Thomas at the AWS Carolinas Library Summit
On March 23, 2023, I attended a meeting held at the Atkins Library, UNCC, hosted by Amazon Web Services. AWS has been making a conscious push into higher ed in the last few years, and they wanted to showcase a couple of library-oriented projects in the region and show off some very cool software.
In an opening talk, Greg Ritter, their Higher Education Lead, discussed how AWS can support libraries with four main challenges they hear from clients:
- Keeping pace with the growth of digital collections (think: massive amounts of incredibly reliable cloud storage, but also huge machine learning-based boosts to descriptive metadata for photo and video archives)
- The changing needs of scholars and researchers as digital tools become more available and easier to use (think: Digital Humanities projects and research data curation)
- Quantifying and assessing the Library’s impact on student outcomes (library analytics)
- Transforming library physical spaces (notably including space usage sensors, down to individual seats, and managing the data they generate)
One of the specific tools they’ve created is a set of reference architectures. That is, they’ve established pre-configured setups for applications like Archivematica for digital preservation, or Omeka, for digital presentations. This greatly simplifies getting started with these platforms.

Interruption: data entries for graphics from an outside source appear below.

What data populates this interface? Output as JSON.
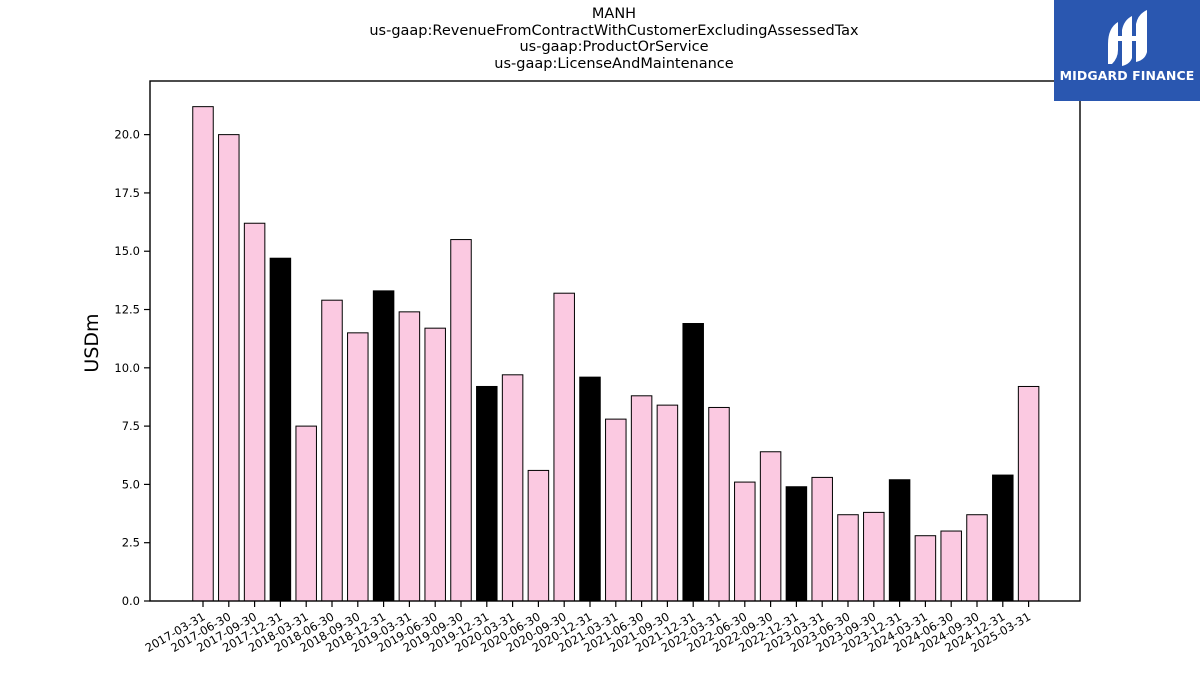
{
  "titles": [
    "MANH",
    "us-gaap:RevenueFromContractWithCustomerExcludingAssessedTax",
    "us-gaap:ProductOrService",
    "us-gaap:LicenseAndMaintenance"
  ],
  "logo": {
    "text": "MIDGARD FINANCE",
    "background": "#2a57b0"
  },
  "chart_data": {
    "type": "bar",
    "title": "MANH",
    "ylabel": "USDm",
    "xlabel": "",
    "ylim": [
      0,
      22.3
    ],
    "yticks": [
      "0.0",
      "2.5",
      "5.0",
      "7.5",
      "10.0",
      "12.5",
      "15.0",
      "17.5",
      "20.0"
    ],
    "grid": false,
    "colors": {
      "quarter": "#fbc9e1",
      "year_end": "#000000",
      "edge": "#000000"
    },
    "categories": [
      "2017-03-31",
      "2017-06-30",
      "2017-09-30",
      "2017-12-31",
      "2018-03-31",
      "2018-06-30",
      "2018-09-30",
      "2018-12-31",
      "2019-03-31",
      "2019-06-30",
      "2019-09-30",
      "2019-12-31",
      "2020-03-31",
      "2020-06-30",
      "2020-09-30",
      "2020-12-31",
      "2021-03-31",
      "2021-06-30",
      "2021-09-30",
      "2021-12-31",
      "2022-03-31",
      "2022-06-30",
      "2022-09-30",
      "2022-12-31",
      "2023-03-31",
      "2023-06-30",
      "2023-09-30",
      "2023-12-31",
      "2024-03-31",
      "2024-06-30",
      "2024-09-30",
      "2024-12-31",
      "2025-03-31"
    ],
    "values": [
      21.2,
      20.0,
      16.2,
      14.7,
      7.5,
      12.9,
      11.5,
      13.3,
      12.4,
      11.7,
      15.5,
      9.2,
      9.7,
      5.6,
      13.2,
      9.6,
      7.8,
      8.8,
      8.4,
      11.9,
      8.3,
      5.1,
      6.4,
      4.9,
      5.3,
      3.7,
      3.8,
      5.2,
      2.8,
      3.0,
      3.7,
      5.4,
      9.2
    ]
  }
}
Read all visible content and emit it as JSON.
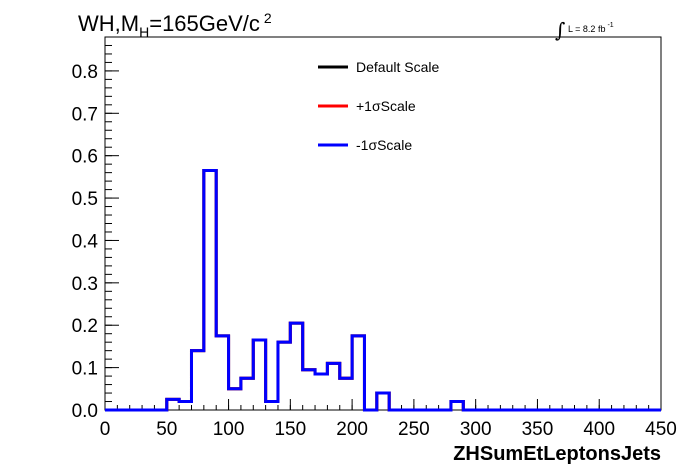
{
  "title": {
    "main_a": "WH,M",
    "sub": "H",
    "main_b": "=165GeV/c",
    "sup": "2"
  },
  "luminosity": {
    "integral_symbol": "∫",
    "text": "L = 8.2 fb",
    "sup": "-1"
  },
  "legend": [
    {
      "label": "Default Scale",
      "color": "#000000"
    },
    {
      "label": "+1σScale",
      "color": "#ff0000"
    },
    {
      "label": "-1σScale",
      "color": "#0000ff"
    }
  ],
  "chart_data": {
    "type": "line",
    "step": true,
    "xlabel": "ZHSumEtLeptonsJets",
    "ylabel": "",
    "xlim": [
      0,
      450
    ],
    "ylim": [
      0,
      0.88
    ],
    "x_ticks": [
      "0",
      "50",
      "100",
      "150",
      "200",
      "250",
      "300",
      "350",
      "400",
      "450"
    ],
    "y_ticks": [
      "0.0",
      "0.1",
      "0.2",
      "0.3",
      "0.4",
      "0.5",
      "0.6",
      "0.7",
      "0.8"
    ],
    "bin_edges": [
      0,
      10,
      20,
      30,
      40,
      50,
      60,
      70,
      80,
      90,
      100,
      110,
      120,
      130,
      140,
      150,
      160,
      170,
      180,
      190,
      200,
      210,
      220,
      230,
      240,
      250,
      260,
      270,
      280,
      290,
      300,
      310,
      320,
      330,
      340,
      350,
      360,
      370,
      380,
      390,
      400,
      410,
      420,
      430,
      440,
      450
    ],
    "series": [
      {
        "name": "Default Scale",
        "color": "#000000",
        "values": [
          0,
          0,
          0,
          0,
          0,
          0.025,
          0.02,
          0.14,
          0.565,
          0.175,
          0.05,
          0.075,
          0.165,
          0.02,
          0.16,
          0.205,
          0.095,
          0.085,
          0.11,
          0.075,
          0.175,
          0,
          0.04,
          0,
          0,
          0,
          0,
          0,
          0.02,
          0,
          0,
          0,
          0,
          0,
          0,
          0,
          0,
          0,
          0,
          0,
          0,
          0,
          0,
          0,
          0
        ]
      },
      {
        "name": "+1σScale",
        "color": "#ff0000",
        "values": [
          0,
          0,
          0,
          0,
          0,
          0.025,
          0.02,
          0.14,
          0.565,
          0.175,
          0.05,
          0.075,
          0.165,
          0.02,
          0.16,
          0.205,
          0.095,
          0.085,
          0.11,
          0.075,
          0.175,
          0,
          0.04,
          0,
          0,
          0,
          0,
          0,
          0.02,
          0,
          0,
          0,
          0,
          0,
          0,
          0,
          0,
          0,
          0,
          0,
          0,
          0,
          0,
          0,
          0
        ]
      },
      {
        "name": "-1σScale",
        "color": "#0000ff",
        "values": [
          0,
          0,
          0,
          0,
          0,
          0.025,
          0.02,
          0.14,
          0.565,
          0.175,
          0.05,
          0.075,
          0.165,
          0.02,
          0.16,
          0.205,
          0.095,
          0.085,
          0.11,
          0.075,
          0.175,
          0,
          0.04,
          0,
          0,
          0,
          0,
          0,
          0.02,
          0,
          0,
          0,
          0,
          0,
          0,
          0,
          0,
          0,
          0,
          0,
          0,
          0,
          0,
          0,
          0
        ]
      }
    ]
  }
}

Speakers from USC and UNCC talked through several projects they’ve done with AWS. UNCC is on a journey comparable to ours, having moved their on-premises servers to the AWS cloud. They are also beginning work on a one million-photograph collection of NASCAR images for which they will use AWS software to identify drivers and other individuals.
USC described a project to extract the full text of approximately 10,000 scanned probate records from South Carolina, documenting the legal transfer of property. The challenge is that these are handwritten, tabular records from the early to mid 19th Century. 19th Century cursive handwriting is tricky enough, not to mention faded ink on stained paper, but OCR systems chronically have problems making sense of tables and forms, so this was impressive to see.

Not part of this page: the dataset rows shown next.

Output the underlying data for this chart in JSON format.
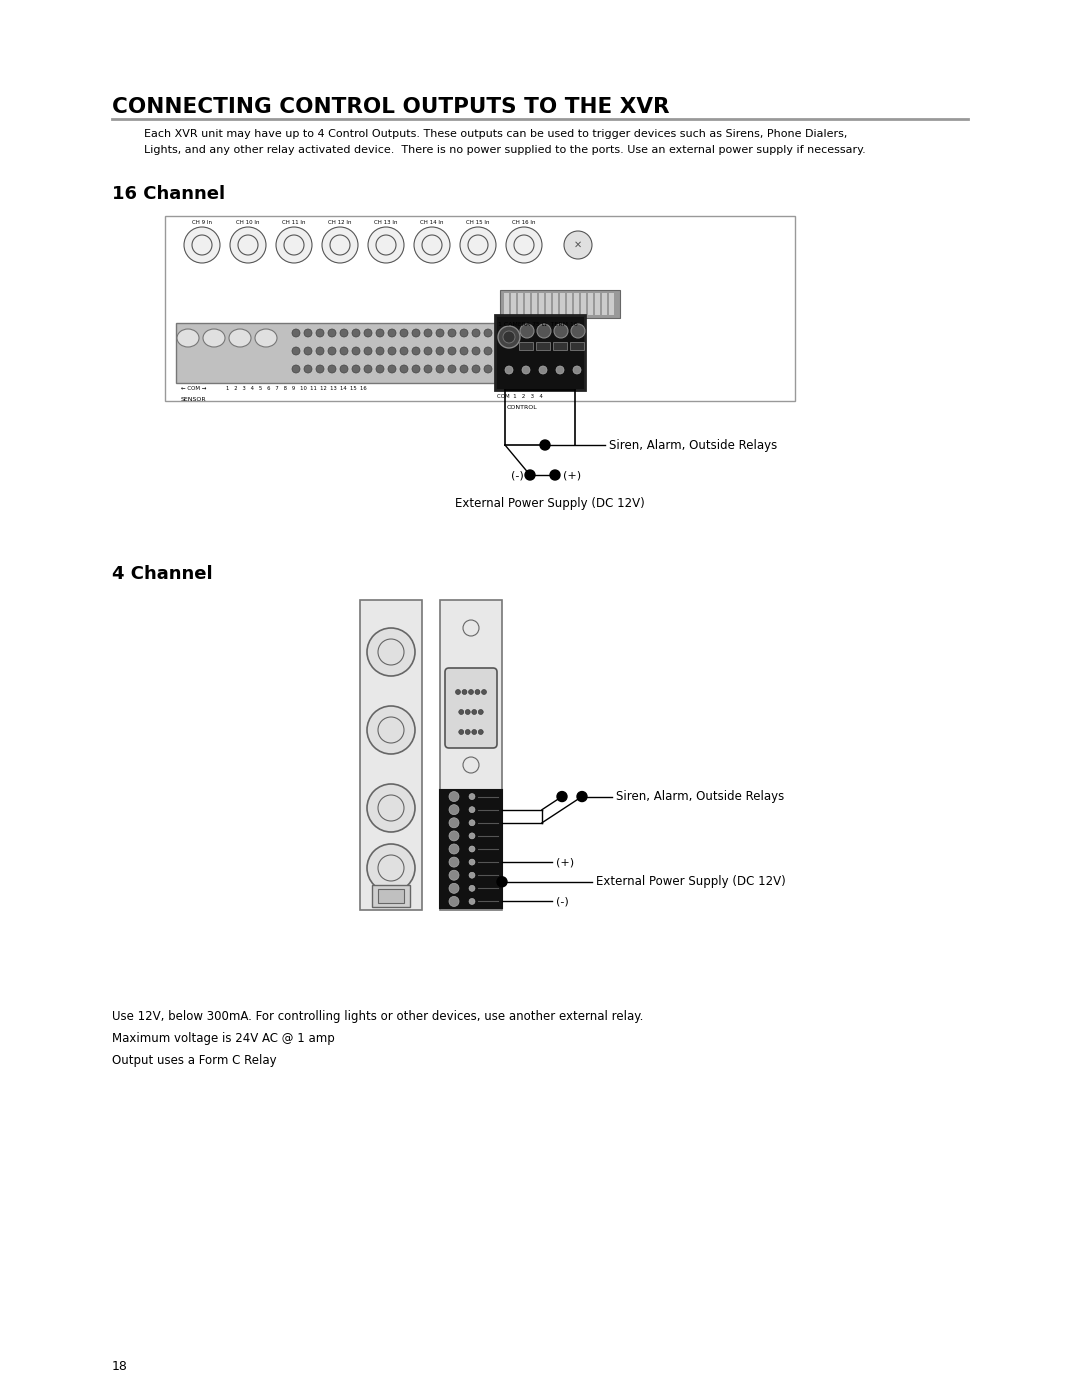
{
  "title": "CONNECTING CONTROL OUTPUTS TO THE XVR",
  "desc_line1": "Each XVR unit may have up to 4 Control Outputs. These outputs can be used to trigger devices such as Sirens, Phone Dialers,",
  "desc_line2": "Lights, and any other relay activated device.  There is no power supplied to the ports. Use an external power supply if necessary.",
  "section1": "16 Channel",
  "section2": "4 Channel",
  "footer_notes": [
    "Use 12V, below 300mA. For controlling lights or other devices, use another external relay.",
    "Maximum voltage is 24V AC @ 1 amp",
    "Output uses a Form C Relay"
  ],
  "page_number": "18",
  "bg_color": "#ffffff",
  "text_color": "#000000",
  "line_color": "#000000",
  "gray_color": "#999999",
  "dark_gray": "#555555",
  "light_gray": "#dddddd",
  "mid_gray": "#aaaaaa",
  "panel_gray": "#c8c8c8",
  "dark_panel": "#222222"
}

In the afternoon, I attended the technical track meeting that stepped through some sample projects with some of this software. We worked with Rekognition, the software that “understands” the content of images, and Textract, the text recognition software. Text grabbed with Textract can then be piped to other apps for translation or for semantic comprehension (for example, determining that “London’s Whitechapel district” refers to a place, and “Jack London’s White Fang” refers to a person and a book).
As very early adopters, we know the value we have gotten using AWS servers. This was an illuminating exploration of other services we may want to take advantage of.